Saturday, August 7, 2010

Simon Says

Appeared in the Charleston Gazette, July 15, 2007

When our granddaughter, Danielle, was in the second grade, her Physical Education teacher asked her students to invite a parent or grandparent to come and participate in a PE class with them.  Since her mother couldn’t get away from work, Danielle pestered me until I agreed to go.

I was reluctant because this event was scheduled for 8:30 a.m.—and I don’t do mornings!  I often stay up until the wee hours and then sleep until the “crack of noon.”  So, 8:30 a.m. is the middle of the night for me. However, this was my precious granddaughter, and I would grin and bear it, just this once, for her.

To make matters worse, when I got up on the appointed morning, it was pouring rain and foggy.  I dislike rain almost as much as I dislike mornings.  Together, they are intolerable.

I barely made it to the school on time, but there was no place to park.  After driving around the block a couple of times, I finally found a space, but it was close to a fire hydrant.  Since I was running late, I maneuvered my car into it anyway… mumbling to myself that I’d probably have a parking ticket when I got back.

I got inside just in time to find Danielle and her classmates heading for the gym.  I was invited to join them, along with other parents and grandparents.  We sat down and waited while each student proudly introduced his or her guest.

Then the teacher told us to stand up and form a large circle.  First, we did some stretching exercises, which were easy even for us older folks.  Then she said, “Now we’re going to play a game.  How about Simon Says?”  The kids squealed with delight.

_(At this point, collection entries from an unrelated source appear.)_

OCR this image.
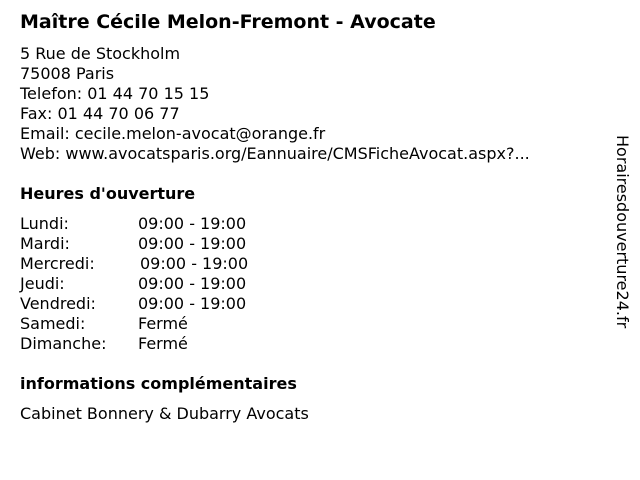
Maître Cécile Melon-Fremont - Avocate
5 Rue de Stockholm
75008 Paris
Telefon: 01 44 70 15 15
Fax: 01 44 70 06 77
Email: cecile.melon-avocat@orange.fr
Web: www.avocatsparis.org/Eannuaire/CMSFicheAvocat.aspx?...
Heures d'ouverture
Lundi:	09:00 - 19:00
Mardi:	09:00 - 19:00
Mercredi:	09:00 - 19:00
Jeudi:	09:00 - 19:00
Vendredi:	09:00 - 19:00
Samedi:	Fermé
Dimanche: Fermé
informations complémentaires
Cabinet Bonnery & Dubarry Avocats
Horairesdouverture24.fr
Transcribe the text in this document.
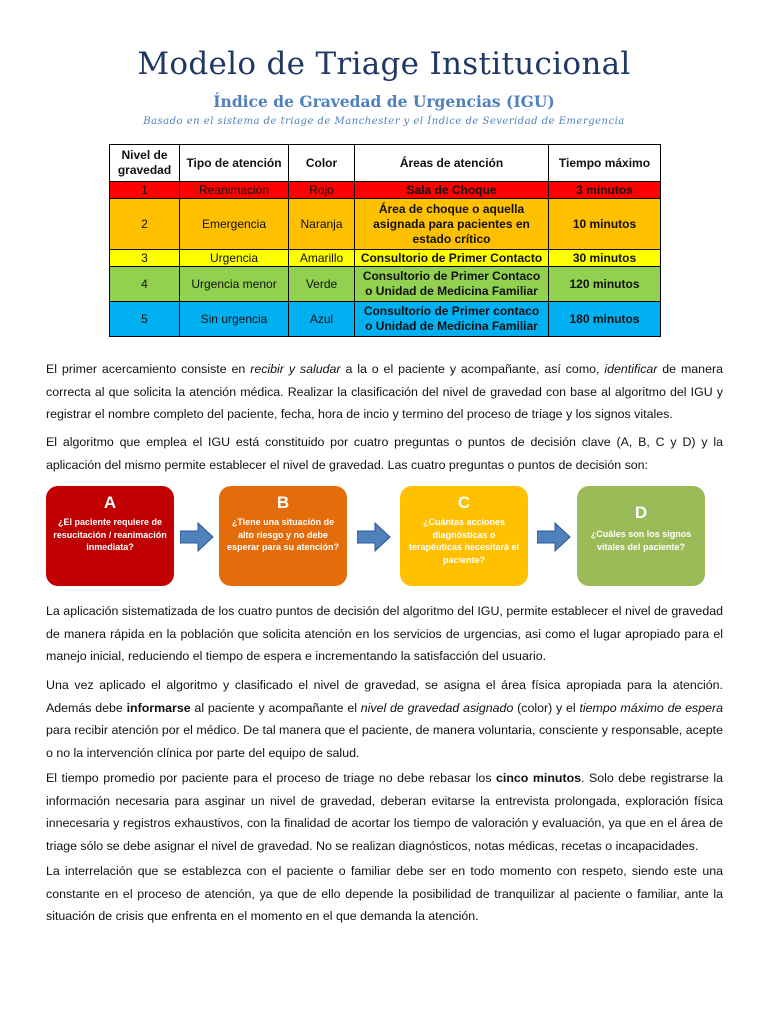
Modelo de Triage Institucional
Índice de Gravedad de Urgencias (IGU)
Basado en el sistema de triage de Manchester y el Índice de Severidad de Emergencia
Nivel de gravedad	Tipo de atención	Color	Áreas de atención	Tiempo máximo
1	Reanimación	Rojo	Sala de Choque	3 minutos
2	Emergencia	Naranja	Área de choque o aquella asignada para pacientes en estado crítico	10 minutos
3	Urgencia	Amarillo	Consultorio de Primer Contacto	30 minutos
4	Urgencia menor	Verde	Consultorio de Primer Contaco o Unidad de Medicina Familiar	120 minutos
5	Sin urgencia	Azul	Consultorio de Primer contaco o Unidad de Medicina Familiar	180 minutos
El primer acercamiento consiste en recibir y saludar a la o el paciente y acompañante, así como, identificar de manera correcta al que solicita la atención médica. Realizar la clasificación del nivel de gravedad con base al algoritmo del IGU y registrar el nombre completo del paciente, fecha, hora de incio y termino del proceso de triage y los signos vitales.
El algoritmo que emplea el IGU está constituido por cuatro preguntas o puntos de decisión clave (A, B, C y D) y la aplicación del mismo permite establecer el nivel de gravedad. Las cuatro preguntas o puntos de decisión son:
A
¿El paciente requiere de resucitación / reanimación inmediata?
B
¿Tiene una situación de alto riesgo y no debe esperar para su atención?
C
¿Cuántas acciones diagnósticas o terapéuticas necesitará el paciente?
D
¿Cuáles son los signos vitales del paciente?
La aplicación sistematizada de los cuatro puntos de decisión del algoritmo del IGU, permite establecer el nivel de gravedad de manera rápida en la población que solicita atención en los servicios de urgencias, asi como el lugar apropiado para el manejo inicial, reduciendo el tiempo de espera e incrementando la satisfacción del usuario.
Una vez aplicado el algoritmo y clasificado el nivel de gravedad, se asigna el área física apropiada para la atención. Además debe informarse al paciente y acompañante el nivel de gravedad asignado (color) y el tiempo máximo de espera para recibir atención por el médico. De tal manera que el paciente, de manera voluntaria, consciente y responsable, acepte o no la intervención clínica por parte del equipo de salud.
El tiempo promedio por paciente para el proceso de triage no debe rebasar los cinco minutos. Solo debe registrarse la información necesaria para asginar un nivel de gravedad, deberan evitarse la entrevista prolongada, exploración física innecesaria y registros exhaustivos, con la finalidad de acortar los tiempo de valoración y evaluación, ya que en el área de triage sólo se debe asignar el nivel de gravedad. No se realizan diagnósticos, notas médicas, recetas o incapacidades.
La interrelación que se establezca con el paciente o familiar debe ser en todo momento con respeto, siendo este una constante en el proceso de atención, ya que de ello depende la posibilidad de tranquilizar al paciente o familiar, ante la situación de crisis que enfrenta en el momento en el que demanda la atención.
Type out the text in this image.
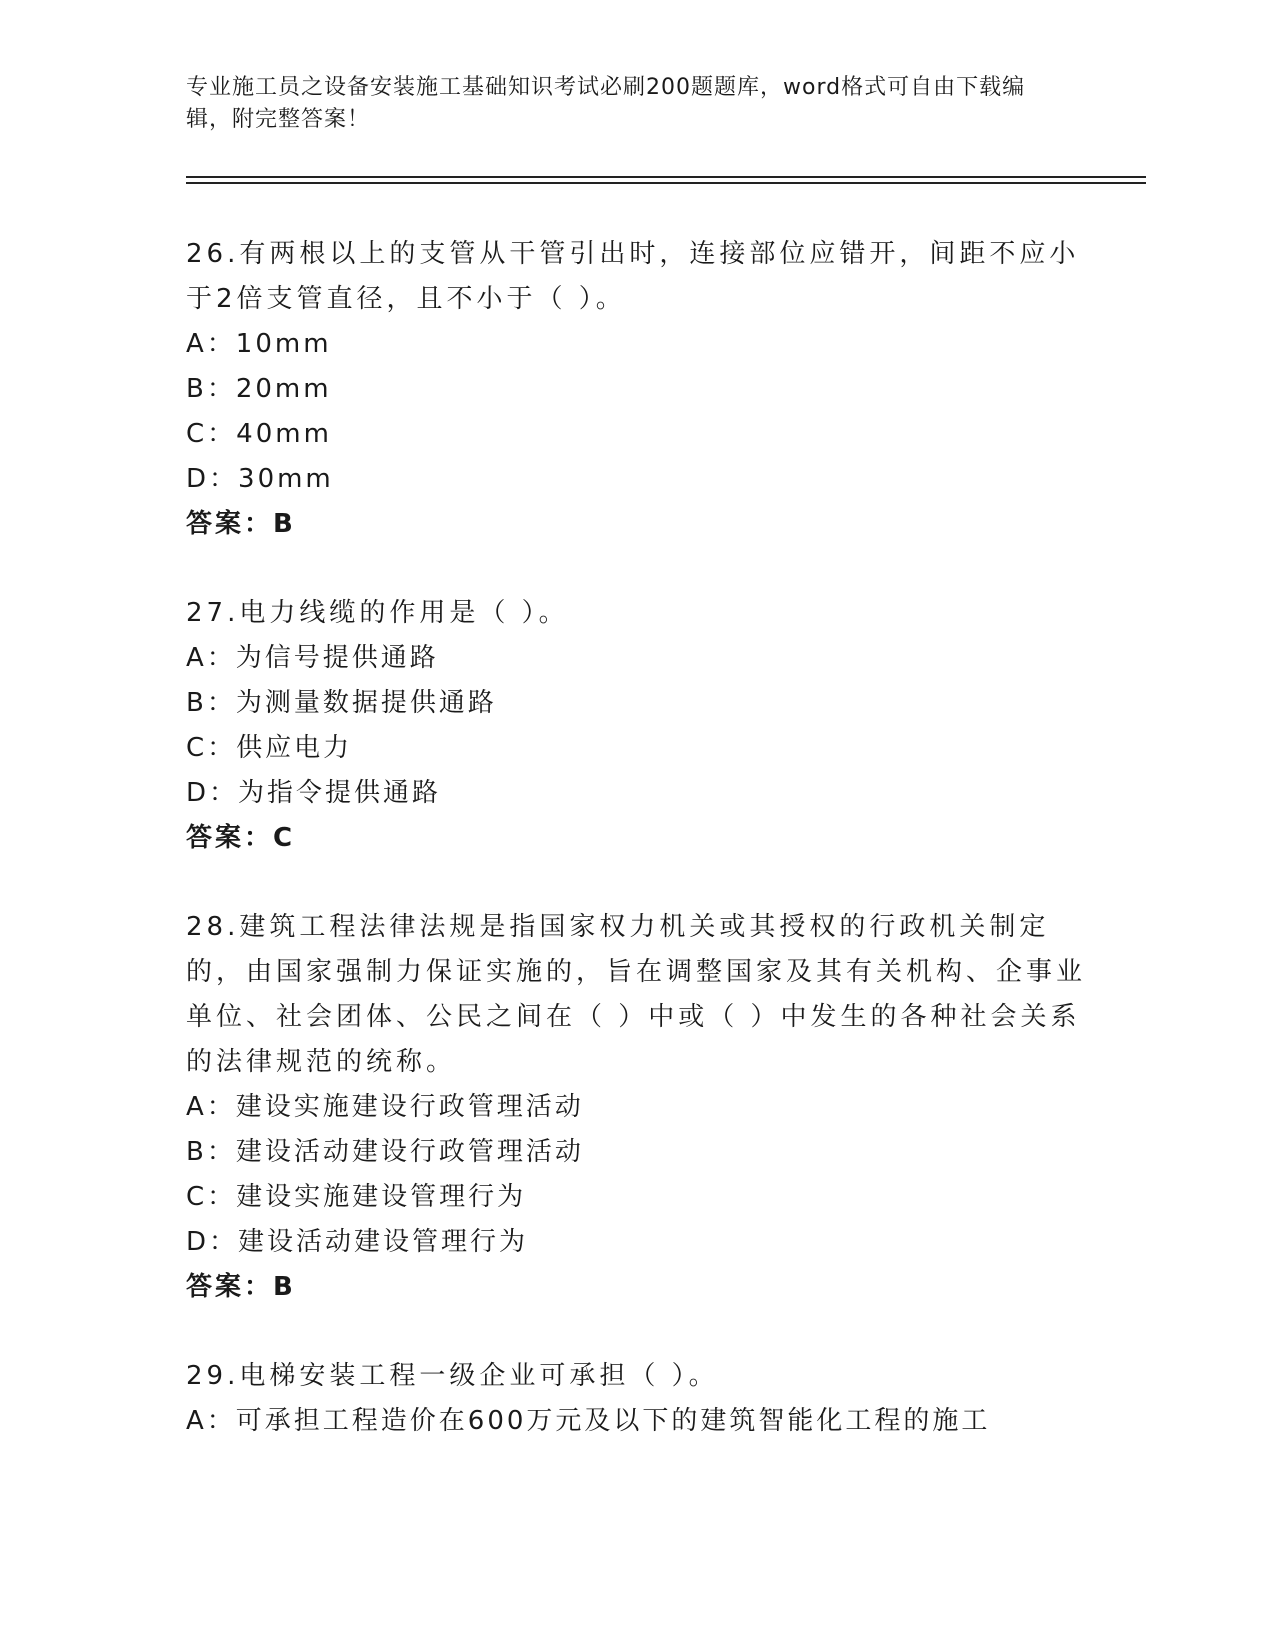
专业施工员之设备安装施工基础知识考试必刷200题题库，word格式可自由下载编辑，附完整答案！
26.有两根以上的支管从干管引出时，连接部位应错开，间距不应小于2倍支管直径，且不小于（ ）。
A：10mm
B：20mm
C：40mm
D：30mm
答案：B
27.电力线缆的作用是（ ）。
A：为信号提供通路
B：为测量数据提供通路
C：供应电力
D：为指令提供通路
答案：C
28.建筑工程法律法规是指国家权力机关或其授权的行政机关制定的，由国家强制力保证实施的，旨在调整国家及其有关机构、企事业单位、社会团体、公民之间在（ ）中或（ ）中发生的各种社会关系的法律规范的统称。
A：建设实施建设行政管理活动
B：建设活动建设行政管理活动
C：建设实施建设管理行为
D：建设活动建设管理行为
答案：B
29.电梯安装工程一级企业可承担（ ）。
A：可承担工程造价在600万元及以下的建筑智能化工程的施工
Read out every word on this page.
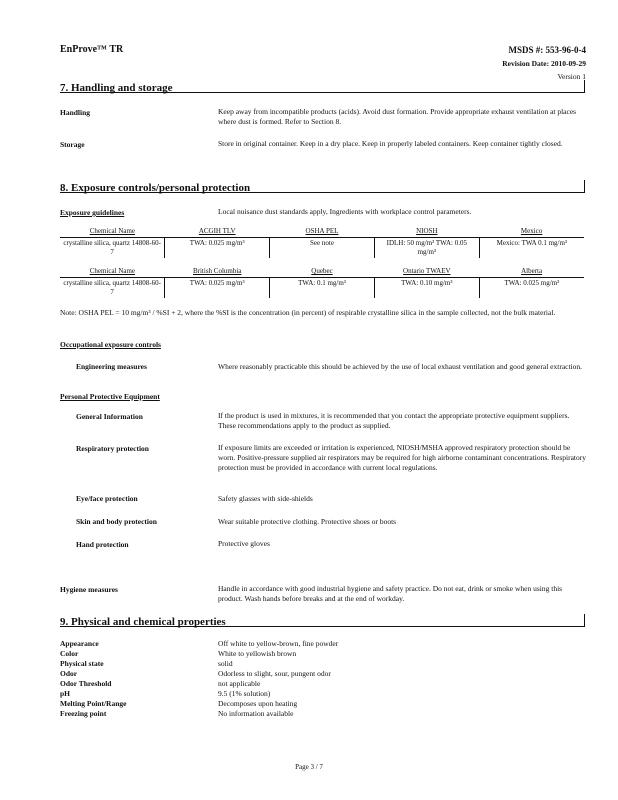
EnProve™ TR	MSDS #: 553-96-0-4
Revision Date: 2010-09-29
Version 1
7. Handling and storage
Handling	Keep away from incompatible products (acids). Avoid dust formation. Provide appropriate exhaust ventilation at places where dust is formed. Refer to Section 8.
Storage	Store in original container. Keep in a dry place. Keep in properly labeled containers. Keep container tightly closed.
8. Exposure controls/personal protection
Exposure guidelines	Local nuisance dust standards apply, Ingredients with workplace control parameters.
Chemical Name	ACGIH TLV	OSHA PEL	NIOSH	Mexico
crystalline silica, quartz 14808-60-7	TWA: 0.025 mg/m³	See note	IDLH: 50 mg/m³ TWA: 0.05 mg/m³	Mexico: TWA 0.1 mg/m³
Chemical Name	British Columbia	Quebec	Ontario TWAEV	Alberta
crystalline silica, quartz 14808-60-7	TWA: 0.025 mg/m³	TWA: 0.1 mg/m³	TWA: 0.10 mg/m³	TWA: 0.025 mg/m³
Note: OSHA PEL = 10 mg/m³ / %SI + 2, where the %SI is the concentration (in percent) of respirable crystalline silica in the sample collected, not the bulk material.
Occupational exposure controls
Engineering measures	Where reasonably practicable this should be achieved by the use of local exhaust ventilation and good general extraction.
Personal Protective Equipment
General Information	If the product is used in mixtures, it is recommended that you contact the appropriate protective equipment suppliers. These recommendations apply to the product as supplied.
Respiratory protection	If exposure limits are exceeded or irritation is experienced, NIOSH/MSHA approved respiratory protection should be worn. Positive-pressure supplied air respirators may be required for high airborne contaminant concentrations. Respiratory protection must be provided in accordance with current local regulations.
Eye/face protection	Safety glasses with side-shields
Skin and body protection	Wear suitable protective clothing. Protective shoes or boots
Hand protection	Protective gloves
Hygiene measures	Handle in accordance with good industrial hygiene and safety practice. Do not eat, drink or smoke when using this product. Wash hands before breaks and at the end of workday.
9. Physical and chemical properties
Appearance	Off white to yellow-brown, fine powder
Color	White to yellowish brown
Physical state	solid
Odor	Odorless to slight, sour, pungent odor
Odor Threshold	not applicable
pH	9.5 (1% solution)
Melting Point/Range	Decomposes upon heating
Freezing point	No information available
Page 3 / 7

The teacher started:  “Simon says, ‘Clap your hands’.”  Every hand clapped.

Then:  “Simon says, ‘Stomp your feet’.”  All feet stomped.

“Simon says, ‘Stick out your tongue’.” Right on cue, every tongue was out.

“Touch the top of your head.”

Suddenly, everyone was staring at me and more than a dozen small index fingers pointed in my direction.  I felt my face redden as the sound of raucous laughter filled the room!   I had been the only one tricked.

The teacher clapped her hands loudly to calm the children and said, kindly, “Now, children, don’t laugh at her.  She’s new.”

“Let’s continue”, she said, and thankfully, the room became quiet again.

 “I can do this.” I thought, determined to pay closer attention.

“Simon says, ‘stand on your right foot’.”  Good!

“Simon says, ‘stand on your left foot’.”   Check!

“Simon says, ‘touch your nose’.”   Done!

By this time, Danielle was watching me closely and I smiled letting her know that I had things under control.

Still smiling and feeling very confident, I heard….

“Turn around”…and was more than halfway through a 360-degree turn before it occurred to me that Simon didn’t say…and I was the only one turning.

The laughter was even louder than before, and the fingers pointed more accusingly.  Danielle put her hands on her tiny hips, glared at me impatiently and shouted, “Maw-Maw!”  I wanted to crawl under the bleachers and hide.

The teacher halted the confusion by saying, “Alright, children, line up and we’ll get a drink of water.”  The class was over.  I said “good-bye” to Danielle and started toward the door, hoping to slip out unnoticed, but the other parents and grandparents rushed toward me—smiles flashing—offering comments like, “Don’t worry about it.” And, “We all make mistakes.” (Although I could swear some were smirking).

I finally walked through the big front doors into bright sunshine, which lifted my spirits…as it had the fog.  Reaching my car, I was happy to find that there was no parking ticket.  I slid in under the steering wheel, started the car, and burst into laughter.  In spite of everything, I had enjoyed myself.

I sincerely hope that Danielle forgave me for embarrassing her.  She must have—because   she never mentioned it again—but on the other hand, she never invited me to another school activity either.